2.13 The way that objects are designed and combined can shape the way that they are. Classic examples are traffic calming measures such as sleeping policemen which force drivers to slow down or oversized hotel keyfobs which encourage guests to hand keys in at reception when leaving the hotel, reducing the number of lost keys in the process (Latour, 1991). Attention to design of goods and services is therefore a mechanism that can nudge behaviours in particular directions (see Box 2.6).
Box 2.5. BRT and CicloRuta (case study 9, Appendix 1)
The city of Bogotá, Colombia has made substantial investments in a Bus Rapid Transit ( BRT) system and an extensive cycle network. The BRT system involves: dedicated bus lanes with feeder routes into the main system; dedicated terminals that allow for quick and easy boarding and ticketing; frequent and high capacity buses and; an organisation structure that allows for flexible and reliable scheduling. Consequently, bus travel becomes a quick and reliable alternative to car travel and, as a result, it is estimated that over 287,000 tons of CO2 are saved annually - equivalent to the annual emissions associated with the energy use of 22,158 homes in the USA. However, it is not a cheap intervention with the cost of the first phase of implementation having cost $297 million (although it is estimated that $25 million will be made in carbon credits by 2012). The BRT has gone hand-in-hand with the expansion of Bogotá's cycle network which has worked to make cycling safer and easier and in turn, the percentage of residents using bicycles doubled between 2000 and 2007 with an estimated annual saving of 6,500 tons of CO2. Again, this is not a cheap intervention with an initial investment cost of $50.25 million but taken together, BRT and CicloRuta highlight the potential for interventions in material infrastructures to facilitate less environmentally damaging travel behaviours.

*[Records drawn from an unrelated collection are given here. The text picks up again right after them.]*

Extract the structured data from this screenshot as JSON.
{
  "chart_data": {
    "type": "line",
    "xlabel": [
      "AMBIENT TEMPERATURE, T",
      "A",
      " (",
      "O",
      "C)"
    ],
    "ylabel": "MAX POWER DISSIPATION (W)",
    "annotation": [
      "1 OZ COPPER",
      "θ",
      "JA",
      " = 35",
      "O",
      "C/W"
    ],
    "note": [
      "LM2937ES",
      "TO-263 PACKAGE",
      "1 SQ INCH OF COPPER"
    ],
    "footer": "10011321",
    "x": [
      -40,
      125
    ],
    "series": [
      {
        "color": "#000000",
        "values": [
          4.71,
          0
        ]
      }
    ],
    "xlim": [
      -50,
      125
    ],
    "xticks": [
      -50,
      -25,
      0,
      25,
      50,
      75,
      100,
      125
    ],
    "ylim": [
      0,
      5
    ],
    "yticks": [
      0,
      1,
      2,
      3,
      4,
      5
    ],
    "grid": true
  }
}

Box 2.6. Traffic Signal Timing (case study 25, Appendix 1)
In Portland, Oregon the timings of traffic signals were changed in order to reduce the petrol used by motorists when idling or accelerating. This relatively straightforward intervention is reported to save 15,460 tons of CO2 emissions each year (equivalent to the emissions associated with the annual energy use of 1,194 US households). This intervention is particularly interesting insofar as behaviour is changed through the re-scripting of the practice of driving and carbon emissions reduced without individuals having to make the choice to do so or necessarily be aware that they are changing their behaviour. It cost $533,000 to initiate for which the returns were significant given: 1) the CO2 reductions that it is reported to be responsible for and; 2) figures that estimate annual financial savings for motorists of over $4,000,000.